E a novembre, il Financial Stability Board di Basilea ha depennato Generali dalla lista delle assicurazioni con rischio “sistemico”, quelle la cui solidarietà patrimoniale viene considerata troppo fragile e perciò sottoposta a regole e controlli stringenti.
Con Greco, «si è passati da un’assicurazione dove gli amministratori delegati non sapevano fare il loro mestiere, ed erano in combutta con fondi di venture capital di tipo locale, a un amministratore delegato che ha messo a posto i conti e ha fatto ordine», commenta Sapelli. Le Generali sono sempre più un’impresa attenta alla «stabilità e alla sicurezza dell’assicurato». Tutto bene, dunque? Non proprio.
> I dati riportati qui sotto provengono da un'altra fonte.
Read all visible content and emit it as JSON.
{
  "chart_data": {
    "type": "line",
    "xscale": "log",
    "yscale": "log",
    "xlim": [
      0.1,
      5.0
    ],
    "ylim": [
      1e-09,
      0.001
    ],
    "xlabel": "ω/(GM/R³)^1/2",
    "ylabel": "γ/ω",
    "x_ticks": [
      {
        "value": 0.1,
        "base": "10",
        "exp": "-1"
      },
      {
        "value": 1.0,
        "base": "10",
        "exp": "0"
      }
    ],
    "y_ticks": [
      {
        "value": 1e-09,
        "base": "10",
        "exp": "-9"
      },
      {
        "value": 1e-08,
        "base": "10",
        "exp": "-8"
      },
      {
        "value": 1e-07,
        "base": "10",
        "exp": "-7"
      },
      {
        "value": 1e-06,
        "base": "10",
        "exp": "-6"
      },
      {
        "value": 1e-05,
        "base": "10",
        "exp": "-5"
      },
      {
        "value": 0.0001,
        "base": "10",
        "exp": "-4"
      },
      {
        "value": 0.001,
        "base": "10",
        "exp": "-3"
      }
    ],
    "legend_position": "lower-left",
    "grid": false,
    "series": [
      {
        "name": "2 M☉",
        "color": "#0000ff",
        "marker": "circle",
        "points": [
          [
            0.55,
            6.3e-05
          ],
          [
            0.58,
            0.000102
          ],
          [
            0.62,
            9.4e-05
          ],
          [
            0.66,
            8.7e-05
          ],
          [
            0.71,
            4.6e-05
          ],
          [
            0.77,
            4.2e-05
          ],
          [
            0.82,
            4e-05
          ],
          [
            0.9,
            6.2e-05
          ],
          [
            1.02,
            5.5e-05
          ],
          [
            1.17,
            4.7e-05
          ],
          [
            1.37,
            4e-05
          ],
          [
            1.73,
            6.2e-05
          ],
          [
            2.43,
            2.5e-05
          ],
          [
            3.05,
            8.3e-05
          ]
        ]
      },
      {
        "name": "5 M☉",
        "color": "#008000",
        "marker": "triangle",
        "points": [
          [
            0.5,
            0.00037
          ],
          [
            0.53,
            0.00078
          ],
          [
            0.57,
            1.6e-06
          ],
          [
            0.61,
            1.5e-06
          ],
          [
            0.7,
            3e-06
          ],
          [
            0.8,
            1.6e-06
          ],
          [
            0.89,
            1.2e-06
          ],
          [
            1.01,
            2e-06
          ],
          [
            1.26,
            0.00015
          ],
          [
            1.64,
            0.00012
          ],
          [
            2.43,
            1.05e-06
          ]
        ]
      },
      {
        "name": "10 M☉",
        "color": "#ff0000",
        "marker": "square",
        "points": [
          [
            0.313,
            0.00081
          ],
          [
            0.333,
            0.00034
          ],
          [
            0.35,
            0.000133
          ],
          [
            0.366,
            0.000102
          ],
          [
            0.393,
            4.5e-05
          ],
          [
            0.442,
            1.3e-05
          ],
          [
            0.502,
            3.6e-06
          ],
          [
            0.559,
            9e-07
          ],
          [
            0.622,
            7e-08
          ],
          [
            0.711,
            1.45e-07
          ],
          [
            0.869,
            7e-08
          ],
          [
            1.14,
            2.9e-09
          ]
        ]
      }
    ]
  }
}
I limiti della redditività a breve
«L’introduzione di sistemi di contabilità mark to market, voluta da Clinton e Blair, con criteri non più fondati sui valori storici immobiliari ma su quelli azionari, è stata un duro colpo per le assicurazioni», premette lo storico. «Oggi il valore dei beni può passare in meno di una settimana da più mille a meno mille. Lo shortermismo (il perseguimento di una redditività finanziaria a breve termine, ndr) e le stock option, quindi la valorizzazione non tanto dell’azionista ma del management, sono diventati dominanti. Mi chiedo se questo modello può reggere a lungo con le assicurazioni». Quello su cui verrà misurata la qualità del nuovo management è la lungimiranza: «Vedremo se con questi nuovi criteri contabili e questa nuova ideologia shortermista» si riuscirà a dare altri «duecento anni di stabilità alle Generali».

La questione della proprietà
C’è poi l’incognita della governance e del rapporto con la proprietà. In tre anni, la presenza dei soci stranieri nel capitale della compagnia è cresciuta fino a raggiungere il 39% dell’azionariato (dati aggiornati al 14 dicembre 2015), rispetto al 56,91% posseduto dagli azionisti italiani. L’attenzione degli investitori internazionali dunque è aumentata, ma si tratta di una compagine molto frastagliata che non fa blocco. A decidere gli amministratori della società è ancora il nucleo duro di azionisti capitanato da Mediobanca (che è al 13% ma ha annunciato già da tempo di voler scendere al 10%), seppur con un occhio attento alle minoranze. Secondo alcuni osservatori, preoccupati da possibili “scalate” estere, questa potrebbe essere una buona formula per tenere aperto il Leone al mercato e agli investimenti, evitando allo stesso tempo che non cada in mani straniere. Per altri analisti, invece, si tratta solo della solita “gran confusione” all’italiana, nulla di vicino a una vera public company, una struttura in cui la proprietà “diffusa” fa si che nessuno degli azionisti possa decidere la governance di una compagnia, che perciò è affidata al management. «Le imprese o sono contendibili o non lo sono», conclude Sapelli. «Non do un giudizio di merito ma da studioso: se un’impresa non è contendibile, puoi chiamarla via italiana o giapponese, ma non ha nulla a che vedere con le regole di governance anglosassone».